Cross Products
1. **Problem Statement:** Given three non-coplanar vectors $a$, $b$, and $c$, express the cross products $b \times c$, $c \times a$, and $a \times b$ in terms of $a$, $b$, and $c$.
2. Because $a$, $b$, and $c$ are non-coplanar vectors, the set $\{a,b,c\}$ forms a basis in three-dimensional space. Therefore, each vector result of the cross product can be expressed as a linear combination of $a$, $b$, and $c$.
3. To express $b \times c$ in terms of $a$, $b$, and $c$, we use the formula involving the scalar triple product:
$$b \times c = \frac{(a \cdot (b \times c))}{||a||^2} a + \text{(terms orthogonal to } a)$$
But more directly, the cyclic property of scalar triple product lets us write:
$$b \times c = (a \times b) \times c = (a \cdot (b \times c)) \frac{a}{||a||^2}\quad \text{(if unit vectors or using scalar triple product)}$$
4. However, the standard vector triple product identity helps here better:
$$a \times (b \times c) = b(a \cdot c) - c(a \cdot b)$$
5. Applying cyclic permutations, we can express each cross product as follows:
$$b \times c = \alpha a$$
$$c \times a = \beta b$$
$$a \times b = \gamma c$$
where $\alpha = \frac{a \cdot (b \times c)}{||a||^2}$, and similarly for $\beta$ and $\gamma$.
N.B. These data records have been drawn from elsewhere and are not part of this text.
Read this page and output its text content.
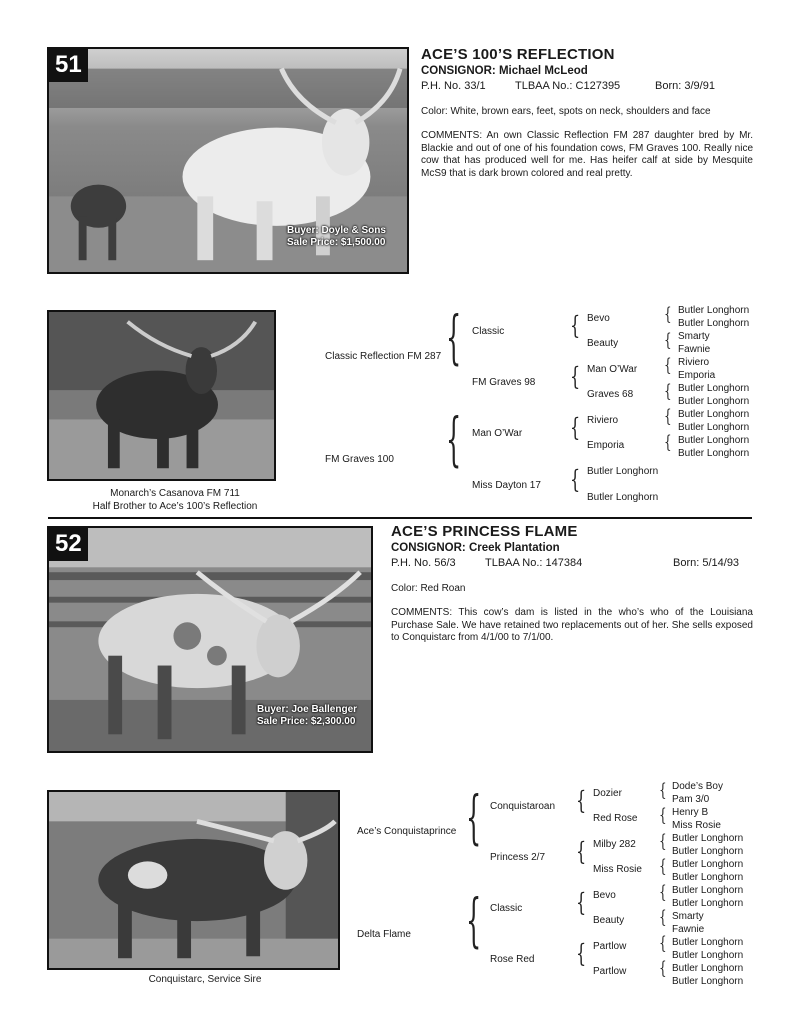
51
Buyer: Doyle & Sons
Sale Price: $1,500.00
ACE’S 100’S REFLECTION
CONSIGNOR: Michael McLeod
P.H. No. 33/1	TLBAA No.: C127395	Born: 3/9/91
Color: White, brown ears, feet, spots on neck, shoulders and face
COMMENTS: An own Classic Reflection FM 287 daughter bred by Mr. Blackie and out of one of his foundation cows, FM Graves 100. Really nice cow that has produced well for me. Has heifer calf at side by Mesquite McS9 that is dark brown colored and real pretty.
Monarch’s Casanova FM 711
Half Brother to Ace’s 100’s Reflection
Classic Reflection FM 287
FM Graves 100
{
{
Classic
FM Graves 98
Man O’War
Miss Dayton 17
{
{
{
{
Bevo
Beauty
Man O’War
Graves 68
Riviero
Emporia
Butler Longhorn
Butler Longhorn
{
{
{
{
{
{
Butler Longhorn
Butler Longhorn
Smarty
Fawnie
Riviero
Emporia
Butler Longhorn
Butler Longhorn
Butler Longhorn
Butler Longhorn
Butler Longhorn
Butler Longhorn
52
Buyer: Joe Ballenger
Sale Price: $2,300.00
ACE’S PRINCESS FLAME
CONSIGNOR: Creek Plantation
P.H. No. 56/3	TLBAA No.: 147384	Born: 5/14/93
Color: Red Roan
COMMENTS: This cow’s dam is listed in the who’s who of the Louisiana Purchase Sale. We have retained two replacements out of her. She sells exposed to Conquistarc from 4/1/00 to 7/1/00.
Conquistarc, Service Sire
Ace’s Conquistaprince
Delta Flame
{
{
Conquistaroan
Princess 2/7
Classic
Rose Red
{
{
{
{
Dozier
Red Rose
Milby 282
Miss Rosie
Bevo
Beauty
Partlow
Partlow
{
{
{
{
{
{
{
{
Dode’s Boy
Pam 3/0
Henry B
Miss Rosie
Butler Longhorn
Butler Longhorn
Butler Longhorn
Butler Longhorn
Butler Longhorn
Butler Longhorn
Smarty
Fawnie
Butler Longhorn
Butler Longhorn
Butler Longhorn
Butler Longhorn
6. Explicitly, in vector identity form:
$$b \times c = (a \times b) \times c = (a \cdot (b \times c)) \frac{a}{||a||^2}$$
This shows that $b \times c$ is parallel to $a$ scaled by the scalar triple product.
**Final Expressions:**
$$b \times c = (a \cdot (b \times c)) \frac{a}{||a||^2}$$
$$c \times a = (b \cdot (c \times a)) \frac{b}{||b||^2}$$
$$a \times b = (c \cdot (a \times b)) \frac{c}{||c||^2}$$
These express the vector cross products in terms of $a$, $b$, and $c$ using scalar triple products and projections along the respective vectors.